Debt to EBITDA is something that we focus on. We prefer to operate at lower levels. Currently, obviously we’re willing to lever in order to get a transaction done, especially a transaction of this size.

With the anticipation of lowering that, the equity offerings began on an opportunistic basis. We want to operate under three times on a long-term basis. And we’ll get there, again, via equity offerings, as well as using our excess cash flow to pay down our debt over time.

We do have relatively good excess cash flow after distributions, after maintenance capital and after debt service. So we anticipate using those dollars to reduce our debt over time as well.

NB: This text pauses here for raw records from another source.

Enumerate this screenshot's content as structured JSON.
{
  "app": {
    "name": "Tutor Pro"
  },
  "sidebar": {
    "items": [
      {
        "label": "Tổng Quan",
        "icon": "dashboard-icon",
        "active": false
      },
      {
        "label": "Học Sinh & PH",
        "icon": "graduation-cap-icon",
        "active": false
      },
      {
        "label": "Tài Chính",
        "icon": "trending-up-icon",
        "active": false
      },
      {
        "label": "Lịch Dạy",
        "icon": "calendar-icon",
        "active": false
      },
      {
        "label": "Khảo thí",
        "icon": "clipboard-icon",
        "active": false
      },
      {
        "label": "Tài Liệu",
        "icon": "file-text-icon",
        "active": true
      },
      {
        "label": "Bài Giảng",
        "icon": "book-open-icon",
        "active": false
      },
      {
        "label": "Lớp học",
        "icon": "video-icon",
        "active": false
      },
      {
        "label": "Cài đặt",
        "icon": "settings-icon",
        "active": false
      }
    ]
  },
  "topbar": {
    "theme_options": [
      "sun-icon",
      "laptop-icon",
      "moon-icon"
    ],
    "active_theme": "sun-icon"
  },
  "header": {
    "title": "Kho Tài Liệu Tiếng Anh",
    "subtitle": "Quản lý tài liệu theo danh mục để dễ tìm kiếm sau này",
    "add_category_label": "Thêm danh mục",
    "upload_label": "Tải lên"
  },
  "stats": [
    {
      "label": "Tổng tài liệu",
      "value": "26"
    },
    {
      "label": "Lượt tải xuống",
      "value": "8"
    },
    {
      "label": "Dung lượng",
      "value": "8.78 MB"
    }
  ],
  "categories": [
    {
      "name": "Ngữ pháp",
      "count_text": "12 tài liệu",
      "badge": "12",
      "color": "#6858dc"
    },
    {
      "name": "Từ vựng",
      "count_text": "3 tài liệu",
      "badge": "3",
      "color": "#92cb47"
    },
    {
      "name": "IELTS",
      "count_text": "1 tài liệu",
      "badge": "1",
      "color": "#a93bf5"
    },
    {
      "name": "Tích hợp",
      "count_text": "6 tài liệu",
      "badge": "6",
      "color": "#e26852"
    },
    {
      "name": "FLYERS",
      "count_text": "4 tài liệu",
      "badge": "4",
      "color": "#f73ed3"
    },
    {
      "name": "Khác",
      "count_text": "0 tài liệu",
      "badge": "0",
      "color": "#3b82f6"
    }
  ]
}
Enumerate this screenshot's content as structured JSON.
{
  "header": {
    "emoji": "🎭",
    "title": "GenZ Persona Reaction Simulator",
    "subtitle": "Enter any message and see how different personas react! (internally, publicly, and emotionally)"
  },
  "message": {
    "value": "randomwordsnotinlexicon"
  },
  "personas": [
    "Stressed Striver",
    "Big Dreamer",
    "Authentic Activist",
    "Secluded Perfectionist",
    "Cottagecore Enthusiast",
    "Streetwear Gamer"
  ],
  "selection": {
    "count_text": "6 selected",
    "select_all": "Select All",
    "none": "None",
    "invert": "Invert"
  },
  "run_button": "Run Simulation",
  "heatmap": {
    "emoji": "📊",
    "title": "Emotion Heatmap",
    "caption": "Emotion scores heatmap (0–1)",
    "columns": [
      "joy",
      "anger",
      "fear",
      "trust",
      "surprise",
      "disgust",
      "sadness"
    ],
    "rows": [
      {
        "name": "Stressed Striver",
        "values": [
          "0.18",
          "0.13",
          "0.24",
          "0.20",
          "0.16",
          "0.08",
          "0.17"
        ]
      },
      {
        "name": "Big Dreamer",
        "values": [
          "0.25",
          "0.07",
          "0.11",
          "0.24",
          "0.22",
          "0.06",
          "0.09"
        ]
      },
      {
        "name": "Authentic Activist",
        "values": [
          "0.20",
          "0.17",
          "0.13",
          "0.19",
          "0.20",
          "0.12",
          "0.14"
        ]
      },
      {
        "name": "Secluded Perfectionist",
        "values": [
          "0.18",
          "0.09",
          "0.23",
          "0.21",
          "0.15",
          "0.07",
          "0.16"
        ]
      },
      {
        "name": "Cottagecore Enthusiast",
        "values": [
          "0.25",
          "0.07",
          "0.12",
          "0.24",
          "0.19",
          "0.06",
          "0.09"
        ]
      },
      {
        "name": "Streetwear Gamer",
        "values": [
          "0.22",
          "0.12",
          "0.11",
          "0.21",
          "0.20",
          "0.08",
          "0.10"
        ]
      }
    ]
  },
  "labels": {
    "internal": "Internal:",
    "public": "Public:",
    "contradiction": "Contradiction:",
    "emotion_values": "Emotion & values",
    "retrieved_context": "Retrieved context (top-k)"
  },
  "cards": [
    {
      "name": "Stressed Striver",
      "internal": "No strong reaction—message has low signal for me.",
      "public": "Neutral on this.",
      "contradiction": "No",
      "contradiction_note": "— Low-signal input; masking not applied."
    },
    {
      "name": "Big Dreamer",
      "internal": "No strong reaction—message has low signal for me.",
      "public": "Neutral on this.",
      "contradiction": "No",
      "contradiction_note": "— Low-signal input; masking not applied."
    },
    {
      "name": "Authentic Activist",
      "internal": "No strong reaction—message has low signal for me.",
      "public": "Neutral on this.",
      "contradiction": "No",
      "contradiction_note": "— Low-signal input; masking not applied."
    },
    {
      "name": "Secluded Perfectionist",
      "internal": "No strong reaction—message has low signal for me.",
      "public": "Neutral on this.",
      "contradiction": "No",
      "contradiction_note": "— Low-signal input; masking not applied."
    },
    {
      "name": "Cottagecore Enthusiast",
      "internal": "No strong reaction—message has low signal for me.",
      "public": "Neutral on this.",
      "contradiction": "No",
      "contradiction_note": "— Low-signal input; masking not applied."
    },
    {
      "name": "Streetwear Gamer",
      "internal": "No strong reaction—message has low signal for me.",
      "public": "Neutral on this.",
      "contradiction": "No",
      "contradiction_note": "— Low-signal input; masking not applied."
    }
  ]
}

Abhishek Singhal – Macquarie Capital Securities

Thank you.


Thank you. There appears to be no further questions.

Scott Smith

Okay. Again, everyone, thanks so much for joining us this morning. If any questions do pop up on the investor relations side with regarding the DRIP program or the direct stock purchase program, please reach out to Lisa. And then on any of the information that was in the releases this morning, please reach out to Richard or myself. So again, thanks for joining us and we’ll look forward to visiting with you again in November.


Thank you. This does conclude the conference call for Vanguard Natural Resources quarter two 2012 earnings call, sorry. Thank you for participating. You may now disconnect.